Skills for the future report

Evolution not revolution: A skills perspective on advancing net zero

Northern Ireland needs a ‘skills evolution’ rather than a ‘skills revolution’ amongst its current workforce, a report investigating the skills required for a transition to a greener economy has found.

Contextualising the publication of the skills perspective for transitioning to a greener economy, current plans to deliver a new renewables-focused regional strategic planning policy due for delivery in 2024 include:

  • the delivery of an industry-led green skills delivery plan;
  • the development of a net zero accelerator fund; and
  • the launch of a public consultation on a new fuel poverty strategy.

Transitioning to a greener economy – a skills perspective, a research project led by Energy and Utility Skills aims to include the intelligence needed to ensure that all organisations involved in the advanced zero emission play their part in delivering the required skilled workforce. Consequentially, it aims to maximise the benefits to all sections of the Northern Ireland population.

Covering eight relevant industries, the research outlines areas that are critical to the Northern Ireland economy moving forward.

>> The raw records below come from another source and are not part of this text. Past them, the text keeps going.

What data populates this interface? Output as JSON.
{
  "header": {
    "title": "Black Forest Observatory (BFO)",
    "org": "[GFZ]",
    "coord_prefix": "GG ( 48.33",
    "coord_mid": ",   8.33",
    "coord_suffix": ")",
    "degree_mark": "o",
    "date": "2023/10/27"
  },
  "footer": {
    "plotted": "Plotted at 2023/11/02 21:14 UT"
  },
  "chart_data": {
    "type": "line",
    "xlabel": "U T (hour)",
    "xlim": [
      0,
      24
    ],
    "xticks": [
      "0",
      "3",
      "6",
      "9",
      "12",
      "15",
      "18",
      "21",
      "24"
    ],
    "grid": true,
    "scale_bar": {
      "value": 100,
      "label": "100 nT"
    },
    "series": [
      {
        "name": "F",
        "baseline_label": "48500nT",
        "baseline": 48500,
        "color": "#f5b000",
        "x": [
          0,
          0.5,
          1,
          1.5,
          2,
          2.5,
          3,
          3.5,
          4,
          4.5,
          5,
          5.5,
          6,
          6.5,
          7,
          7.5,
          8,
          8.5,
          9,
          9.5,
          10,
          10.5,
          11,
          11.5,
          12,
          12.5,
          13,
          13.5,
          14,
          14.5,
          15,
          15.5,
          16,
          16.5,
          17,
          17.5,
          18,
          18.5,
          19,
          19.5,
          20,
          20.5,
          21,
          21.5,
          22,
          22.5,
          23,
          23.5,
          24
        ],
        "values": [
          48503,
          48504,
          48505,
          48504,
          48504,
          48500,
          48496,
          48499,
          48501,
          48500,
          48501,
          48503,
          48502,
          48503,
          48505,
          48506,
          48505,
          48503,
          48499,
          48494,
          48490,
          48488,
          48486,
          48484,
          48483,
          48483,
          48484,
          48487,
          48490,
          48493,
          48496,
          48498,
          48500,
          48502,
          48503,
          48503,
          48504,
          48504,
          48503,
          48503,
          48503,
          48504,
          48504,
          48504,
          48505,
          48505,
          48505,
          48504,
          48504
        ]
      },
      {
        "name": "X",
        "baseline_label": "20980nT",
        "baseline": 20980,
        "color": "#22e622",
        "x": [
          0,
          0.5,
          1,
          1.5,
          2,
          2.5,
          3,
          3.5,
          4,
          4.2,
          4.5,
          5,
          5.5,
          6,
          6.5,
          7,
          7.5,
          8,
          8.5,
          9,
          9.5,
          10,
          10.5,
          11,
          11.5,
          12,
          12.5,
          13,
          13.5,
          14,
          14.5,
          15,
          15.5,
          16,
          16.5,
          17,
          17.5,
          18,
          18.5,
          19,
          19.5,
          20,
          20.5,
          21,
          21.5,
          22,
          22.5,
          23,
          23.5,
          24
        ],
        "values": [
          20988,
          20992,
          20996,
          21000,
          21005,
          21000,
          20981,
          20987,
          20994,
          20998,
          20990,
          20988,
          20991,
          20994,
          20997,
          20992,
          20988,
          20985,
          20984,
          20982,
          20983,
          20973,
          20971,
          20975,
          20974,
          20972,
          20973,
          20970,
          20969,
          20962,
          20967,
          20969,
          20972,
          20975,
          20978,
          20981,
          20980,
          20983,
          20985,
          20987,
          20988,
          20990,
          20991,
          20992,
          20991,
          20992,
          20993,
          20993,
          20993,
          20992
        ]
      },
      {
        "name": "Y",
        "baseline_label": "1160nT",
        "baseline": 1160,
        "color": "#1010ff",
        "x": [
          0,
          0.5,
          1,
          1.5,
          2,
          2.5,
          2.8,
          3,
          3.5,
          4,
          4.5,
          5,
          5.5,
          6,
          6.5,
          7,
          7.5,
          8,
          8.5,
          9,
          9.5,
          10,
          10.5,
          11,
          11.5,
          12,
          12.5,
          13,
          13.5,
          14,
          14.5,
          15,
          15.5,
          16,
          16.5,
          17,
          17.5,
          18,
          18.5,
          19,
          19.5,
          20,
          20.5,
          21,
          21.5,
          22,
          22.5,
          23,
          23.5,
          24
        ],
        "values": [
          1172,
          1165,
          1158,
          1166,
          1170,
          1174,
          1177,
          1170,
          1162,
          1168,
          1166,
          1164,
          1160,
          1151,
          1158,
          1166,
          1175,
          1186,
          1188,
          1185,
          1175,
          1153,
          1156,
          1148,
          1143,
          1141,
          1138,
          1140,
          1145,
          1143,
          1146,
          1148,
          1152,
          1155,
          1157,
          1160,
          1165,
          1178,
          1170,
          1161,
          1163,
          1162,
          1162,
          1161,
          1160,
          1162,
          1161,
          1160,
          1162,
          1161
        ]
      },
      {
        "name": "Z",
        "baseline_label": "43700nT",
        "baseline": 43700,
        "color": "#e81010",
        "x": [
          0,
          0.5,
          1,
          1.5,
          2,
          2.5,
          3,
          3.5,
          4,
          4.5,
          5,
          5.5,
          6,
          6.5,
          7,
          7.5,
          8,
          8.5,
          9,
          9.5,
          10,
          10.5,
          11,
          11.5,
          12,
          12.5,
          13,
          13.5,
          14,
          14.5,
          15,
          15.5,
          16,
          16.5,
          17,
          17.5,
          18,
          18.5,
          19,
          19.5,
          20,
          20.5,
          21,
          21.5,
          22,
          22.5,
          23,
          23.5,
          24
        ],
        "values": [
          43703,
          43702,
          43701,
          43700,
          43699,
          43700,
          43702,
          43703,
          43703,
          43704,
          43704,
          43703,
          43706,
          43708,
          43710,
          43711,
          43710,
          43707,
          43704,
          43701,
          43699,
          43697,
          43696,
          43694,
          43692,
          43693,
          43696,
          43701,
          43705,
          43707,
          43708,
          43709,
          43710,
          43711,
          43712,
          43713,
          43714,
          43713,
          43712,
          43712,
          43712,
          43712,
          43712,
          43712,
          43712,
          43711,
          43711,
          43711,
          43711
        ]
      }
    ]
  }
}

These are: large scale energy production, infrastructure, domestic low carbon technologies and energy efficiency, industrial processes, circular economy, transport, agriculture, and fisheries.

Industry-specific skills

Across the green industries and circular economy, the report states that there are industry-specific and generic skills that are growing in demand and will be crucial to achieving the transition to a net zero economy in Northern Ireland.

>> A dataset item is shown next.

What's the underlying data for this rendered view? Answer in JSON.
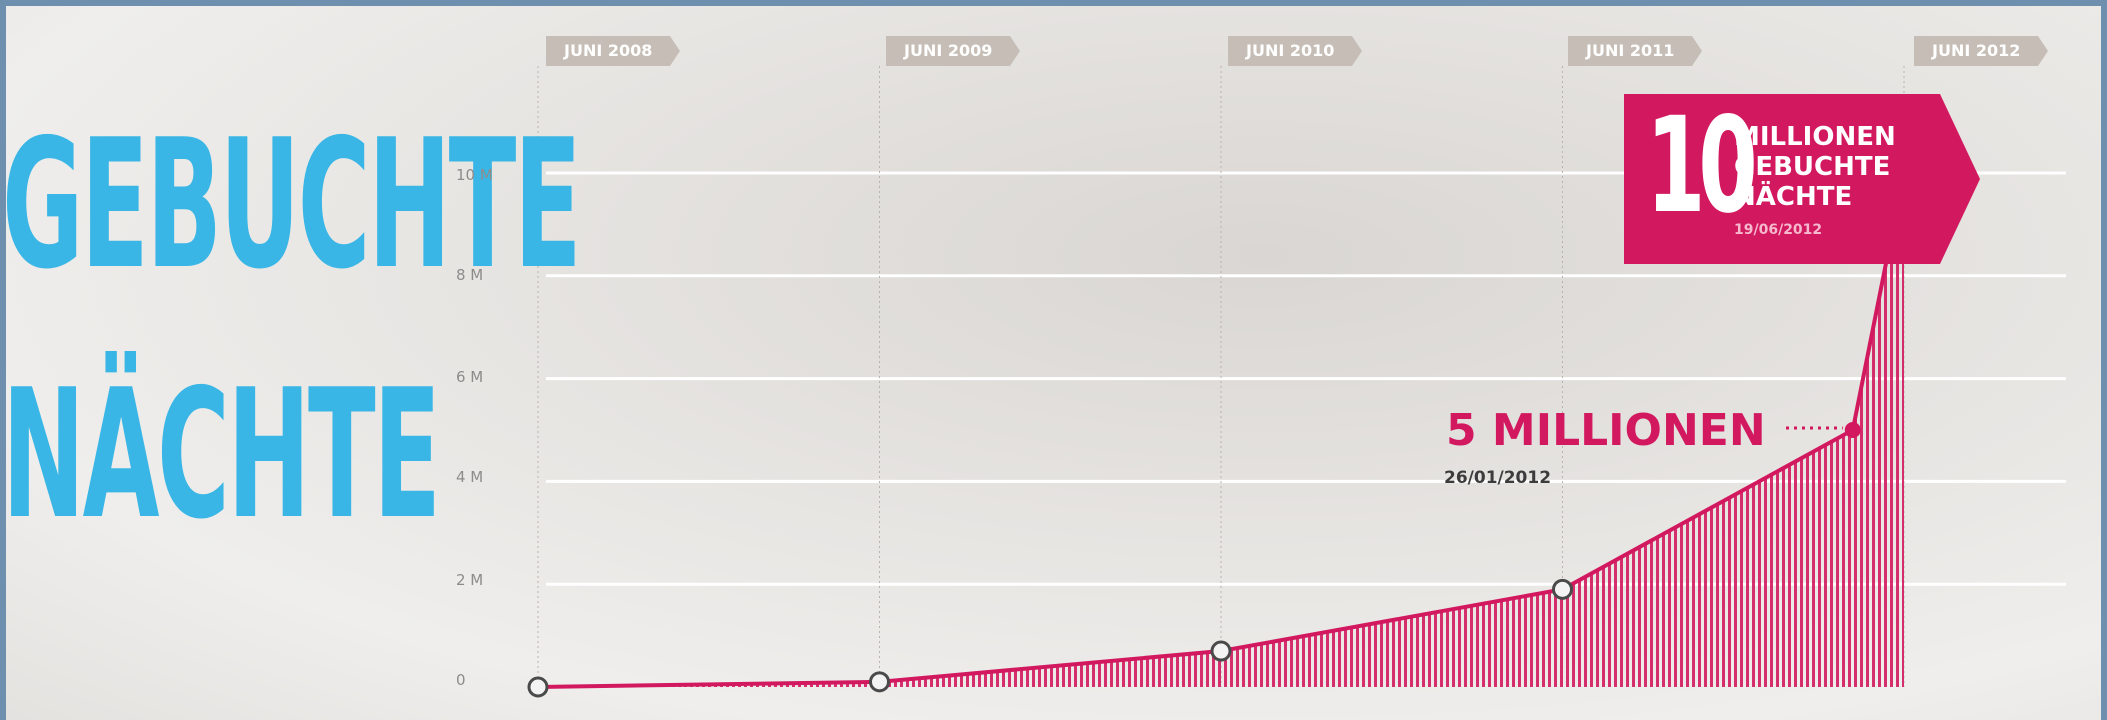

“Business skills such as project management, business and commercial, customer/stakeholder engagement, risk management and data analysis will not only be essential to the development of these industries, but they will also be demanded by a wider range of job roles than ever before,” the research outlines.

Additionally, the report acknowledges that digital skills and multi-skilling are increasingly crucial in jobs across all sectors, including those in the field workforce.

To accelerate skills growth across all sectors and thus increase the pace of the green transition within the economy, existing education, skills, and training are crucial. Therefore, successful pathways to competency are essential across the relevant workforces.

Educational pathways

Regarding entry-level opportunities, current programmes such as traineeships and the Skill Up programme aim to offer entry routes within the green industries. Additionally, the research acknowledges that current apprenticeships should review what opportunities are currently available within green industries specifically.

The report also acknowledges that further and higher education in Northern Ireland, despite being highly regarded needs to deliver more within current courses to facilitate for the green industry.

Furthermore, there is recognition that due to there being no standalone geoscience degrees available (undergraduate or postgraduate level), current students are travelling outside the region to study within this field, thus potentially leaving further skills shortages amongst the green industries.

In reflection of this, the research identifies that instead of a “skills revolution”, Northern Ireland needs a “skills evolution” amongst its current workforce to achieve a greener economy. To achieve this, upskilling is crucial, with possibilities for micro-credentials and skills passporting acknowledged.

Transferable skills

To decrease skills shortages, the report highlights key areas within current industries that could use transferable skills to accelerate the transition to a greener economy.

Oil and gas are the first industry that has the greatest potential for the supply of skills into green industries, particularly within the offshore wind industry and tidal power generation. Currently, Northern Ireland does not have a historic legacy of offshore engineering. Due to this, it is likely that this would require attracting and retaining these skills from other parts of the UK, Ireland, and further afield.

Advanced manufacturing and engineering is another industry that the research establishes could be upskilled through tailored conversion programmes, due to the natural employment projections suggesting the industries could lose around 14,000 jobs between 2020 and 2035.

Furthermore, fibre and telecom industries can facilitate the transfer of skills and therefore alleviate skills shortages.

The report establishes that on a broader basis, a “careers education, information, and guidance (CEAIG) needs to be reviewed in the context of better articulating up-to-date learning and careers pathways”, with the ultimate aim to “ensure all sections of the community are aware of and have access to meaningful employment in the green industries”.

Targeted promotion on transitioning skills for green industries is beneficial amongst focused groups within society, such as females, the long-term unemployed, those with physical or learning disabilities, or youth employment to further facilitate increased skills production. The research also encourages incentivisation and raising awareness through further educating the various groups in society.

Alleviating skills shortages

The research concludes that in order to alleviate skills shortages within the green industry, it will be important to consider “alternative routes to competence other than formal qualification structures”.

Furthermore, development is needed regarding clearer learning and career pathway opportunities. The report recommends that the Careers and Skills Portal for Northern Ireland should have a clear focus on supporting green industries and the circular economy. Employer input into curricula development is also essential to bring the current provisions up-to-date.

Focusing on a legislative perspective, the research recommends that government stakeholders and industry representatives should reflect on other greener economies, such as those in Scotland and Wales to address common challenges. Moreover, current accreditation and certificates in other regions should be acknowledged to ensure a “ready transfer of skills”.